Simpson began his lexicographical training in the Victorian tradition of transcribing quotations on to index cards. By the end, he and his lexicographers were searching massive electronic databases for evidence of words and meanings. The basic skill-set, however, remained stable: the ability to trace the history of a word, to sort its evidence into different meanings, and to reveal how one meaning leads to another, and to construct clear and precise definitions for these meanings. Left-handedness seems to be an advantage. Training in linguistics is not.

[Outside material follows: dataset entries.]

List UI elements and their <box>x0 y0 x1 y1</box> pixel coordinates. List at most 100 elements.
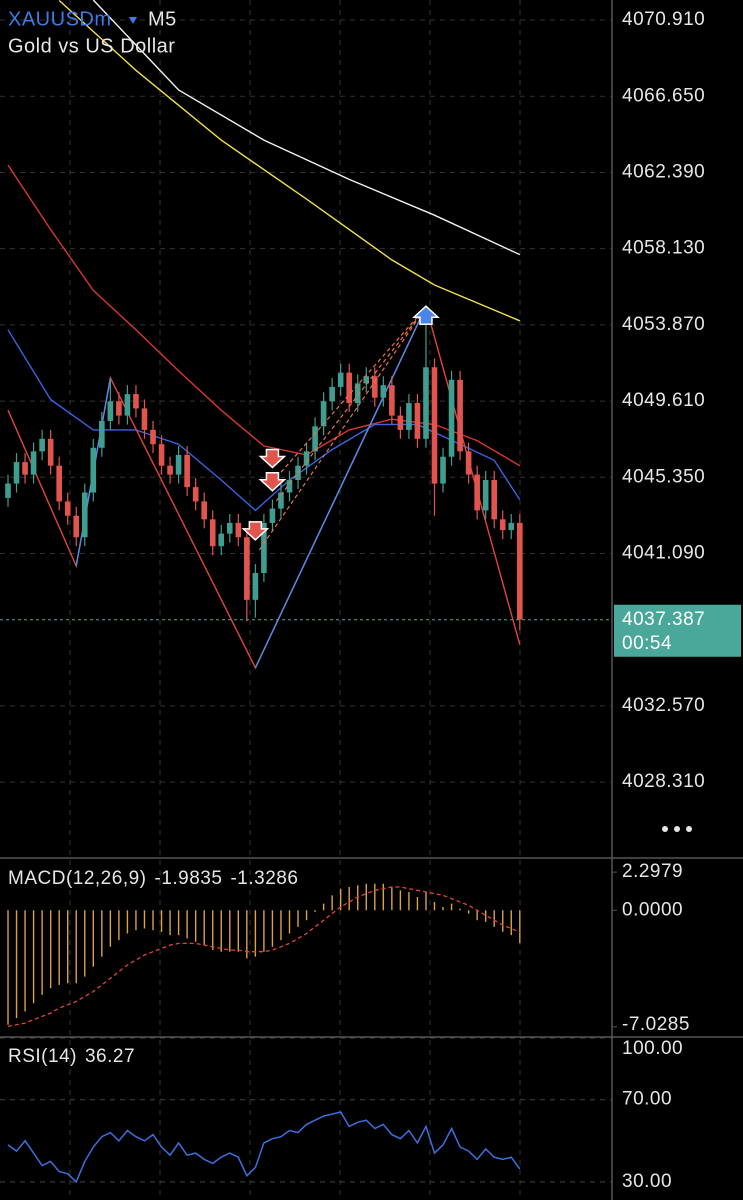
candle-body <box>150 429 156 445</box>
symbol-dropdown[interactable] <box>129 17 137 24</box>
candle-body <box>124 394 131 416</box>
candle-body <box>337 372 344 387</box>
sell-arrow <box>258 471 287 492</box>
candle-body <box>346 372 352 404</box>
candle-body <box>261 522 267 574</box>
y-tick-label: 100.00 <box>622 1038 683 1059</box>
sell-arrow <box>241 521 270 541</box>
candle-body <box>320 401 327 427</box>
candle-body <box>244 537 250 600</box>
y-tick-label: 70.00 <box>622 1089 672 1110</box>
candle-body <box>90 447 97 493</box>
dot <box>662 826 668 832</box>
y-tick-label: 4066.650 <box>622 85 705 106</box>
overlay-line <box>7 304 521 670</box>
rsi-value: 36.27 <box>85 1046 135 1067</box>
y-tick-label: 4032.570 <box>622 695 705 716</box>
y-tick-label: 4041.090 <box>622 543 705 564</box>
symbol[interactable]: XAUUSDm <box>8 8 112 30</box>
candle-body <box>440 456 446 484</box>
candle-body <box>167 465 173 475</box>
candle-body <box>286 479 293 493</box>
candle-body <box>406 403 412 430</box>
candle-body <box>354 383 361 404</box>
current-price-box <box>614 604 741 657</box>
y-tick-label: 4053.870 <box>622 314 705 335</box>
candle-body <box>64 501 71 516</box>
signal-line <box>7 886 521 1028</box>
candle-body <box>371 376 378 398</box>
rsi-line <box>7 1111 521 1184</box>
candle-body <box>201 501 207 520</box>
candle-body <box>423 367 429 439</box>
candle-body <box>175 454 182 475</box>
pane: 4070.910 4066.650 4062.390 4058.130 4053.870… <box>0 0 741 792</box>
candle-body <box>235 522 242 538</box>
candle-body <box>508 522 515 531</box>
candle-body <box>39 438 45 452</box>
buy-arrow <box>412 305 440 325</box>
y-tick-label: 4062.390 <box>622 161 705 182</box>
dot <box>674 826 680 832</box>
candle-body <box>218 533 225 547</box>
candle-body <box>81 492 88 538</box>
subtitle: Gold vs US Dollar <box>8 35 175 57</box>
overlay-line <box>58 0 521 322</box>
candle-body <box>133 394 139 409</box>
candle-body <box>312 426 318 452</box>
candle-body <box>209 519 216 547</box>
y-tick-label: -7.0285 <box>622 1014 690 1035</box>
timeframe[interactable]: M5 <box>148 8 177 30</box>
candle-body <box>226 522 233 534</box>
overlay-line <box>254 306 427 669</box>
y-tick-label: 2.2979 <box>622 861 683 882</box>
candle-body <box>329 386 335 402</box>
y-tick-label: 4049.610 <box>622 390 705 411</box>
candle-body <box>431 367 438 484</box>
candle-body <box>141 408 148 430</box>
candle-body <box>269 508 276 523</box>
candle-body <box>482 479 489 511</box>
candle-body <box>414 403 421 439</box>
candle-body <box>99 420 105 448</box>
y-tick-label: 4028.310 <box>622 771 705 792</box>
signal-value: -1.3286 <box>230 868 298 889</box>
y-tick-label: 4058.130 <box>622 238 705 259</box>
candle-body <box>278 492 284 509</box>
candle-body <box>491 479 498 520</box>
candle-body <box>303 451 310 466</box>
candle-body <box>73 515 80 538</box>
candle-body <box>397 415 404 430</box>
y-tick-label: 4070.910 <box>622 9 705 30</box>
candle-body <box>22 462 28 475</box>
y-tick-label: 0.0000 <box>622 899 683 920</box>
candle-body <box>389 385 395 416</box>
candle-body <box>56 465 62 502</box>
trade-link <box>275 306 427 502</box>
pane: 2.2979 0.0000 -7.0285 <box>7 861 690 1035</box>
candle-body <box>192 487 199 502</box>
trade-link <box>275 306 427 478</box>
candle-body <box>499 519 506 531</box>
candle-body <box>5 483 11 498</box>
candle-body <box>13 462 20 484</box>
dot <box>686 826 692 832</box>
countdown: 00:54 <box>622 633 672 654</box>
y-tick-label: 30.00 <box>622 1171 672 1192</box>
sell-arrow <box>258 448 287 469</box>
more-menu[interactable] <box>662 826 692 832</box>
macd-title: MACD(12,26,9) -1.9835 -1.3286 <box>8 868 298 889</box>
candle-body <box>47 438 54 466</box>
candle-body <box>517 522 523 620</box>
candle-body <box>448 379 455 457</box>
rsi-title: RSI(14) 36.27 <box>8 1046 135 1067</box>
candle-body <box>116 401 122 416</box>
candle-body <box>457 379 463 452</box>
candle-body <box>252 573 259 600</box>
macd-name: MACD(12,26,9) <box>8 868 147 889</box>
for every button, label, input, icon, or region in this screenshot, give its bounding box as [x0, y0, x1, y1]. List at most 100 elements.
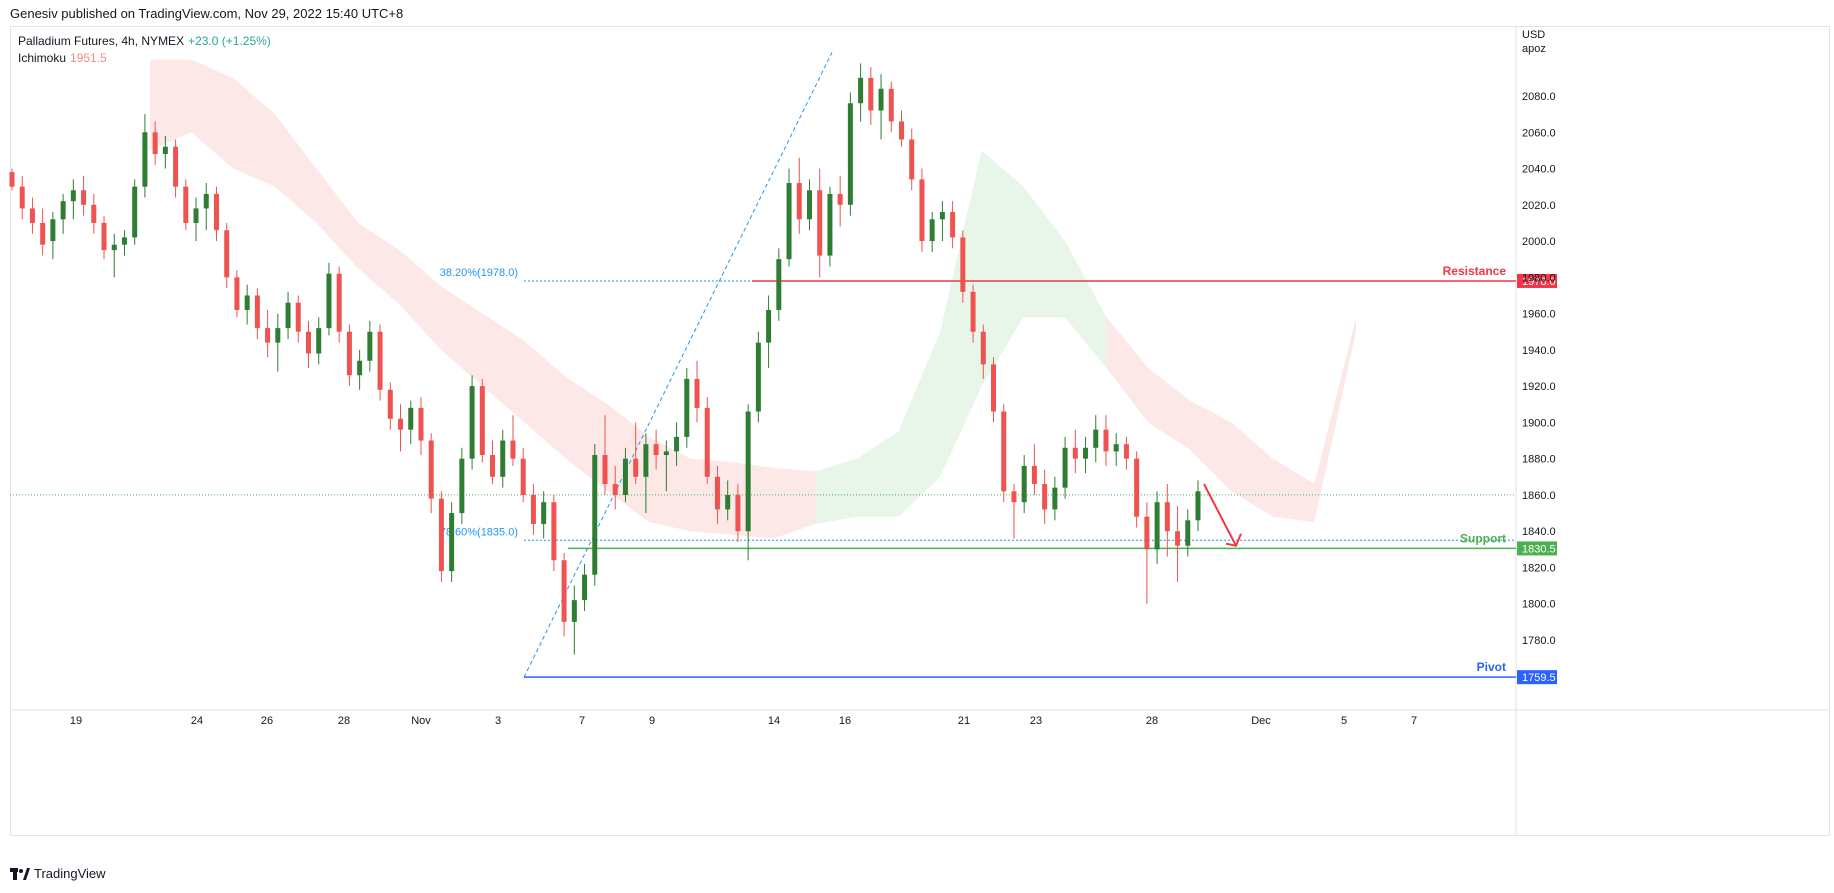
projection-arrow-shaft — [1203, 483, 1237, 547]
level-name-pivot: Pivot — [1477, 660, 1506, 674]
candle-body — [1195, 491, 1201, 521]
candle — [561, 552, 567, 637]
candle — [643, 433, 649, 514]
candle — [899, 110, 904, 147]
x-tick-label: 19 — [70, 715, 82, 727]
indicator-name[interactable]: Ichimoku — [18, 51, 67, 65]
candle-body — [357, 360, 363, 376]
candle — [960, 230, 966, 303]
y-tick-label: 1900.0 — [1522, 417, 1556, 429]
candle-body — [1072, 447, 1078, 459]
candle-body — [1001, 411, 1007, 492]
candle — [1011, 484, 1017, 539]
candle — [1123, 436, 1129, 470]
symbol-name[interactable]: Palladium Futures, 4h, NYMEX — [18, 34, 185, 48]
y-tick-label: 1960.0 — [1522, 309, 1556, 321]
candle — [326, 262, 332, 336]
candle-body — [121, 237, 127, 245]
candle-body — [806, 190, 812, 220]
candle-body — [326, 273, 332, 329]
candle-body — [162, 146, 168, 155]
candle — [224, 222, 230, 289]
candle — [387, 382, 393, 430]
x-tick-label: 3 — [495, 715, 501, 727]
chart-frame[interactable] — [10, 26, 1830, 836]
candle — [60, 193, 66, 234]
candle-body — [612, 484, 618, 495]
candle-body — [101, 222, 107, 251]
candle-body — [428, 440, 434, 499]
candle-body — [132, 186, 138, 238]
candle-body — [1103, 429, 1109, 452]
cloud-segment — [1231, 422, 1273, 517]
x-tick-label: 7 — [579, 715, 585, 727]
candle-body — [991, 364, 997, 412]
candle — [1062, 436, 1068, 499]
candle-body — [684, 378, 690, 437]
candle — [847, 92, 853, 216]
candle — [162, 135, 168, 169]
candle-body — [827, 193, 833, 256]
candle — [991, 357, 997, 423]
y-tick-label: 2060.0 — [1522, 127, 1556, 139]
candle — [520, 447, 526, 503]
candle — [622, 447, 628, 503]
candle — [29, 197, 35, 234]
candle — [357, 349, 363, 390]
candle — [858, 63, 864, 122]
candle-body — [377, 331, 383, 390]
candle-body — [622, 458, 628, 495]
cloud-segment — [1148, 368, 1190, 450]
candle-body — [868, 77, 874, 111]
candle-body — [70, 190, 76, 202]
candle-body — [837, 193, 843, 205]
x-tick-label: 7 — [1411, 715, 1417, 727]
symbol-legend: Palladium Futures, 4h, NYMEX +23.0 (+1.25… — [18, 33, 271, 67]
cloud-segment — [482, 313, 525, 423]
x-tick-label: 16 — [839, 715, 851, 727]
candle-body — [1185, 520, 1191, 546]
candle-body — [1134, 458, 1140, 517]
candle-body — [50, 219, 56, 242]
candle-body — [663, 451, 669, 456]
level-price-tag: 1978.0 — [1522, 276, 1556, 288]
candle — [714, 465, 720, 524]
cloud-segment — [1064, 241, 1107, 368]
candle — [1052, 476, 1058, 521]
candle — [111, 233, 117, 278]
cloud-segment — [856, 431, 899, 517]
candle-body — [704, 407, 710, 477]
level-price-tag-bg — [1517, 541, 1557, 556]
candle-body — [1031, 465, 1037, 485]
y-tick-label: 1780.0 — [1522, 635, 1556, 647]
x-tick-label: 9 — [649, 715, 655, 727]
cloud-segment — [565, 377, 608, 492]
candle — [142, 114, 148, 198]
candle — [582, 563, 588, 611]
candle-body — [265, 328, 271, 343]
candle — [449, 502, 455, 582]
fib-trend-line — [523, 52, 833, 678]
cloud-segment — [1106, 317, 1149, 423]
candle-body — [1021, 465, 1027, 503]
candle — [1021, 455, 1027, 514]
cloud-segment — [815, 458, 857, 524]
candle — [919, 168, 925, 252]
x-tick-label: 14 — [768, 715, 780, 727]
level-name-support: Support — [1460, 531, 1506, 545]
candle-body — [786, 183, 792, 260]
y-tick-label: 1980.0 — [1522, 272, 1556, 284]
tradingview-brand[interactable]: TradingView — [10, 866, 106, 881]
candle — [367, 320, 373, 372]
candle — [101, 215, 107, 260]
candle-body — [81, 190, 87, 205]
cloud-segment — [399, 250, 442, 350]
cloud-segment — [898, 331, 941, 517]
candle — [684, 368, 690, 448]
candle — [295, 295, 301, 343]
candle-body — [960, 237, 966, 292]
candle-body — [1083, 447, 1089, 459]
cloud-segment — [732, 462, 774, 539]
candle-body — [1052, 487, 1058, 510]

John Simpson (photograph by Ben Roberts)While Simpson at times sets out what he regards as the skills required of a lexicographer, these skills are most evident in the fifty or so page-length interludes (set off from the main text) that explore the histories of particular words, such as burpee (were earlier editors not interested in sport?), flavour of the month (originally ice-cream), inkling (whatever happened to the verb ‘to inkle’?), marshall (a Germanic word, literally ‘mare/horse-farrier’), niche (it rhymed with ‘hitch’ until very recently), 101 (yes, it’s a word), pom (‘for every Australian it is knowingly ambiguous’), and selfie (perhaps from ‘self-portrait’, but Simpson urges ‘caution’, since it might come straight from ‘portrait of myself’). Simpson’s discussions demonstrate how a historical dictionary constructs the life-histories of its words. Thus, the narrative of Simpson’s account of his professional career is interwoven with these word histories that show us why the profession of lexicography matters.

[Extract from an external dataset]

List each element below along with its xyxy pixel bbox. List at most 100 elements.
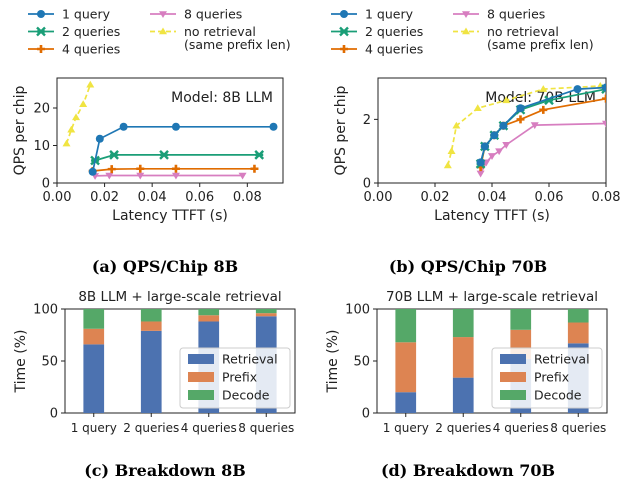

There is a third strand in this weaving process, and this is the history of Simpson’s personal life, focusing on his life with Hilary and their two children, Kate and Ellie. Hilary and John were at York as undergraduates, and as postgraduates at Reading, and it was Hilary who spotted the advertisement for the OED job in the Times Literary Supplement in 1976. The primary focus in this personal narrative is on Ellie, who was born in 1990, and who reached a developmental age of only eighteen months. Doctors have been unable to give a cause or name to Ellie’s condition: she neither speaks nor understands words. Thus there is an awful irony in the fact that the man who was in charge of the world’s words has a daughter who is wordless, and that his wondrous dictionary cannot give a name to her condition.

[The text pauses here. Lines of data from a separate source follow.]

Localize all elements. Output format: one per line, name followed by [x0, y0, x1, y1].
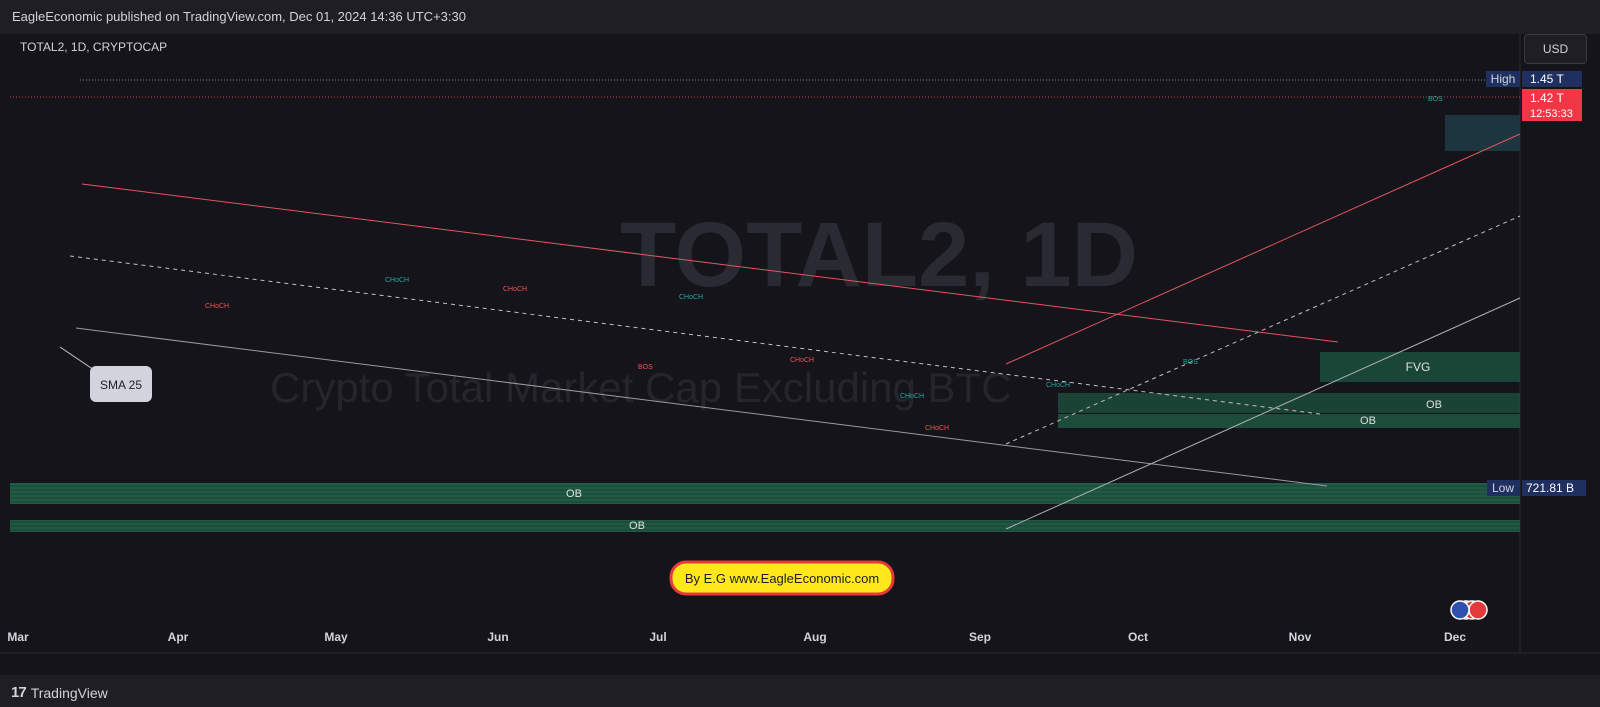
- low-tag-label: Low: [1492, 481, 1514, 495]
- us-flag-icon[interactable]: [1450, 600, 1470, 620]
- watermark-title: TOTAL2, 1D: [620, 204, 1138, 306]
- x-tick-label: Nov: [1289, 630, 1312, 644]
- time-axis[interactable]: Mar Apr May Jun Jul Aug Sep Oct Nov Dec: [7, 630, 1466, 644]
- high-tag: High: [1486, 71, 1520, 87]
- high-price-tag: 1.45 T: [1522, 71, 1582, 87]
- trendline-mid: [69, 255, 1321, 415]
- publish-info: EagleEconomic published on TradingView.c…: [0, 0, 1600, 34]
- x-tick-label: Dec: [1444, 630, 1466, 644]
- ob-zone-low-2: [10, 520, 1520, 532]
- x-tick-label: Apr: [168, 630, 189, 644]
- current-price-tag: 1.42 T 12:53:33: [1522, 89, 1582, 121]
- fvg-zone: [1320, 352, 1520, 382]
- flag-icon[interactable]: [1468, 600, 1488, 620]
- ob-zone-mid-1: [1058, 414, 1520, 428]
- tradingview-logo[interactable]: 17 TradingView: [11, 684, 108, 701]
- ob-label-4: OB: [1360, 415, 1376, 427]
- x-tick-label: Mar: [7, 630, 29, 644]
- trendline-lower: [75, 327, 1328, 487]
- choch-marker-7: CHoCH: [925, 425, 949, 432]
- choch-marker-1: CHoCH: [385, 277, 409, 284]
- choch-marker-8: CHoCH: [1046, 382, 1070, 389]
- high-price-label: 1.45 T: [1530, 72, 1564, 86]
- chart-area[interactable]: TOTAL2, 1D Crypto Total Market Cap Exclu…: [0, 34, 1600, 675]
- candlestick-chart[interactable]: TOTAL2, 1D Crypto Total Market Cap Exclu…: [0, 34, 1600, 675]
- fvg-label: FVG: [1406, 360, 1431, 374]
- footer: 17 TradingView: [0, 675, 1600, 707]
- choch-marker-4: CHoCH: [679, 294, 703, 301]
- sma-callout-box: [90, 366, 152, 402]
- high-tag-label: High: [1491, 72, 1516, 86]
- x-tick-label: May: [324, 630, 348, 644]
- symbol-label: TOTAL2, 1D, CRYPTOCAP: [20, 40, 167, 54]
- bos-marker-2: BOS: [1183, 359, 1198, 366]
- ob-label-2: OB: [629, 520, 645, 532]
- countdown-label: 12:53:33: [1530, 108, 1573, 120]
- tradingview-logo-text: TradingView: [30, 684, 108, 701]
- credit-badge[interactable]: [669, 560, 895, 596]
- choch-marker-5: CHoCH: [790, 357, 814, 364]
- up-channel-mid: [1005, 215, 1521, 445]
- bos-marker-1: BOS: [638, 364, 653, 371]
- low-price-label: 721.81 B: [1526, 481, 1574, 495]
- x-tick-label: Aug: [803, 630, 826, 644]
- choch-marker-6: CHoCH: [900, 393, 924, 400]
- tradingview-logo-icon: 17: [11, 684, 27, 701]
- ob-zone-low-1: [10, 483, 1520, 504]
- currency-button[interactable]: USD: [1524, 34, 1587, 64]
- ob-zone-mid-2: [1058, 393, 1520, 413]
- ob-label-1: OB: [566, 488, 582, 500]
- sma-callout-label: SMA 25: [100, 378, 142, 392]
- supply-zone: [1445, 115, 1520, 151]
- trendline-upper: [81, 183, 1339, 343]
- choch-marker-3: CHoCH: [503, 286, 527, 293]
- current-price-label: 1.42 T: [1530, 91, 1564, 105]
- credit-text: By E.G www.EagleEconomic.com: [685, 571, 879, 586]
- flag-icons[interactable]: [1450, 600, 1488, 620]
- up-channel-lower: [1005, 297, 1521, 530]
- watermark-subtitle: Crypto Total Market Cap Excluding BTC: [270, 364, 1012, 411]
- ob-label-3: OB: [1426, 399, 1442, 411]
- x-tick-label: Jul: [649, 630, 666, 644]
- x-tick-label: Jun: [487, 630, 508, 644]
- choch-marker-2: CHoCH: [205, 303, 229, 310]
- bos-marker-3: BOS: [1428, 96, 1443, 103]
- x-tick-label: Sep: [969, 630, 991, 644]
- x-tick-label: Oct: [1128, 630, 1148, 644]
- low-price-tag: 721.81 B: [1522, 480, 1586, 496]
- up-channel-upper: [1005, 133, 1521, 365]
- low-tag: Low: [1487, 480, 1520, 496]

Simpson comes across as a person of quite forthright views about his craft and those who pursue (or attempt to pursue) it, while at the same time revealing an extraordinary humility and dry humour. There has never been a book that so successfully demonstrates the labours and joys of dictionary making, and it reveals Johnson’s famous description of the lexicographer as a ‘harmless drudge’ to be the Johnsonian joke that it always was.